I also want to stick to past precedent/established routine/previously used patterns and formulas in a professional context so strongly that I've been chided for my lack of flexibility when new situations come up a couple of times at my current job, although in my super-chaotic toxic former workplace it was a huge asset, because it was my job to develop the standards and make people stick to them and not use 3 different formulas 3 different times to calculate the same metric. I have tendency to infodump on technical stuff that sometimes gets me in trouble, because I feel like I'm providing all of the info needed to explain and contextualize my decision, but it sometimes comes off as overexplaining, which can make you sound less confident/authoritative, or it can just confuse people because all they really need is your decision. It's especially bad in person or if I'm writing a response fast and don't have a chance to edit for that specific audience (or I misjudge what my audience is).
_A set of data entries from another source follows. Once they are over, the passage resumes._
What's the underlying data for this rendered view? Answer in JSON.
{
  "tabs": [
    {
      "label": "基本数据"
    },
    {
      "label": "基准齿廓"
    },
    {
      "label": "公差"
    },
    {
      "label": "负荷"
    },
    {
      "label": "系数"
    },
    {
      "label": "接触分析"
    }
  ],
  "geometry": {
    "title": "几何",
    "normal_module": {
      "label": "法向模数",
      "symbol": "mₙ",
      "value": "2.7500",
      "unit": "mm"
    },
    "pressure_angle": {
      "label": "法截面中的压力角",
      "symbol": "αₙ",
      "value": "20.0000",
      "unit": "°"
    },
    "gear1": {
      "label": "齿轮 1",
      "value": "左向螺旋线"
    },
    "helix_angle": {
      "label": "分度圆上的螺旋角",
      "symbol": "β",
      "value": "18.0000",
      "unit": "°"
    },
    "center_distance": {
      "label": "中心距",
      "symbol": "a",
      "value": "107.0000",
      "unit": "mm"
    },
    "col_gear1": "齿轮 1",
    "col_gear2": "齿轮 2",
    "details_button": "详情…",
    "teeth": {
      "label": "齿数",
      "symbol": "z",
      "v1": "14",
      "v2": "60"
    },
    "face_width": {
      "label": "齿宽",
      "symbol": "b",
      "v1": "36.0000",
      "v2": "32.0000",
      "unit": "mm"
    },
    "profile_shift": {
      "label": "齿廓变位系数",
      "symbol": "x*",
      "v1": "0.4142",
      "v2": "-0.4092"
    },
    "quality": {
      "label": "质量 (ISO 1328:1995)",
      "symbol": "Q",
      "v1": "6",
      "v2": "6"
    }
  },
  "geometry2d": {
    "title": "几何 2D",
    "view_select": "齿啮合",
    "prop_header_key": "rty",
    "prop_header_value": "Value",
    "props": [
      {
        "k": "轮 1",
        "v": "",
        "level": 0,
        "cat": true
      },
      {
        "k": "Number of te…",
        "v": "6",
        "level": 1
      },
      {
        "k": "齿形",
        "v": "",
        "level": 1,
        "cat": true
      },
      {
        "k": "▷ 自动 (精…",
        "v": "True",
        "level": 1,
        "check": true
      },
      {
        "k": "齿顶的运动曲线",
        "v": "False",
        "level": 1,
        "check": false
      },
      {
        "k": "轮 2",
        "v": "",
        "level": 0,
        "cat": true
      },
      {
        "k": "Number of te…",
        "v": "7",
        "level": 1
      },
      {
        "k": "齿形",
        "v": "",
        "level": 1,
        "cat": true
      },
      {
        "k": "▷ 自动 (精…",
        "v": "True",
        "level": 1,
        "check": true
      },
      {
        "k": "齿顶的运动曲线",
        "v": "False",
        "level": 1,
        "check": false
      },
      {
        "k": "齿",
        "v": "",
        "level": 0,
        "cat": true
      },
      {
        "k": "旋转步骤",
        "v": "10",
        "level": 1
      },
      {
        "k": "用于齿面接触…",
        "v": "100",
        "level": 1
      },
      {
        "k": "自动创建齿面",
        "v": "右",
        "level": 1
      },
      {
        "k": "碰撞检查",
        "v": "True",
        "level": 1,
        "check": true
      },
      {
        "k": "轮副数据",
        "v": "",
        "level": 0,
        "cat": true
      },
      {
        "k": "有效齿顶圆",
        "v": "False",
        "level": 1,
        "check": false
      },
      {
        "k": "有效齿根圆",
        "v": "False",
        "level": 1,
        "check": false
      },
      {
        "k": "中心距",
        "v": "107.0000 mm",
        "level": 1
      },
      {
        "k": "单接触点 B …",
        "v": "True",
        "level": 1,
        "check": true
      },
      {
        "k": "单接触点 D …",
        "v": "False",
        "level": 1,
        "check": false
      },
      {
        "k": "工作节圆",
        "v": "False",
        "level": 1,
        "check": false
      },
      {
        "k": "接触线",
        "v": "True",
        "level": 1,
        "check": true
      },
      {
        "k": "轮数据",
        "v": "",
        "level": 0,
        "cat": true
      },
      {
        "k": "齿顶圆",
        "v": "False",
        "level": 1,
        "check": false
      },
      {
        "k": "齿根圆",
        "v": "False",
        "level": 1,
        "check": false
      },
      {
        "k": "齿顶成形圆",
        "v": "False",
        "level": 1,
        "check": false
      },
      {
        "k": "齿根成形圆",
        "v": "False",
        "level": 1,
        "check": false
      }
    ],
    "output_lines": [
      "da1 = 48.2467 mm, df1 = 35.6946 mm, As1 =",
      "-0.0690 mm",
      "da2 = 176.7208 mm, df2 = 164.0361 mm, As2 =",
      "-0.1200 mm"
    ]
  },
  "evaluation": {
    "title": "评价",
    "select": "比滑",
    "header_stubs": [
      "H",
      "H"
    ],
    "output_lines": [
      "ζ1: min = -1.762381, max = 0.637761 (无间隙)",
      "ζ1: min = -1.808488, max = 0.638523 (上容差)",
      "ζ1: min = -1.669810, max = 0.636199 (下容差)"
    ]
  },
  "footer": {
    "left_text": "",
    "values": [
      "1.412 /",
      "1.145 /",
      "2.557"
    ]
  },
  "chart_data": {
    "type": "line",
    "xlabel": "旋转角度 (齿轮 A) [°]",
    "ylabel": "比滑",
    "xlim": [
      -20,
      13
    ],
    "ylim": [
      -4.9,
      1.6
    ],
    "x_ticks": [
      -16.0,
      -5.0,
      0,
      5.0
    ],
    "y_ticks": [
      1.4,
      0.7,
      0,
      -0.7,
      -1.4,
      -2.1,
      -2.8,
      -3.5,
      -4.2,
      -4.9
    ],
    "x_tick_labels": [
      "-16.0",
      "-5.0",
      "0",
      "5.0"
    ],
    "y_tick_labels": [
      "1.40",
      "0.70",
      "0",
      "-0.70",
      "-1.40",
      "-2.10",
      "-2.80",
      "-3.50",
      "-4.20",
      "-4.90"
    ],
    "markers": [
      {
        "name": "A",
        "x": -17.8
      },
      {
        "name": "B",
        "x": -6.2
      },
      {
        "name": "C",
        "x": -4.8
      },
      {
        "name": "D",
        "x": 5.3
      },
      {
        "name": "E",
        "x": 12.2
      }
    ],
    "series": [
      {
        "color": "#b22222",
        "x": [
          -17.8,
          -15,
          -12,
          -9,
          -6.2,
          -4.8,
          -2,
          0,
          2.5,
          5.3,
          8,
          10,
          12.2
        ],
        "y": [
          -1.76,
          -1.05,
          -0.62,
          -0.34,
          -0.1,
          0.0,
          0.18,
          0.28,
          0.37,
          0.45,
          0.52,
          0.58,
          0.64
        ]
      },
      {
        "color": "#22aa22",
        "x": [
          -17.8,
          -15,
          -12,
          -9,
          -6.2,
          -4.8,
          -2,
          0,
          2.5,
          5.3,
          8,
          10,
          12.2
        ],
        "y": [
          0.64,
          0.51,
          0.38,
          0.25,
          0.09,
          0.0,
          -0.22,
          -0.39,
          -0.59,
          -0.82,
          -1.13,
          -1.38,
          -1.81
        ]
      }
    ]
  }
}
One thing that gives me pause on any kind of self-diagnosis (beside the fact that it seems you have to be traumatized to really fit any of the formal diagnostic criteria fully, which is horrifying and sad) is that I've never had much of the sensory stuff as far as I can tell, and most autistic people I know do tend to have unequivocal sensory neurodivergence. I do really like textures, tend to talk with my hands, and am usually unconsciously jiggling my legs when left to my own devices, and my anxiety results in nausea, but that's about it for sensory stuff.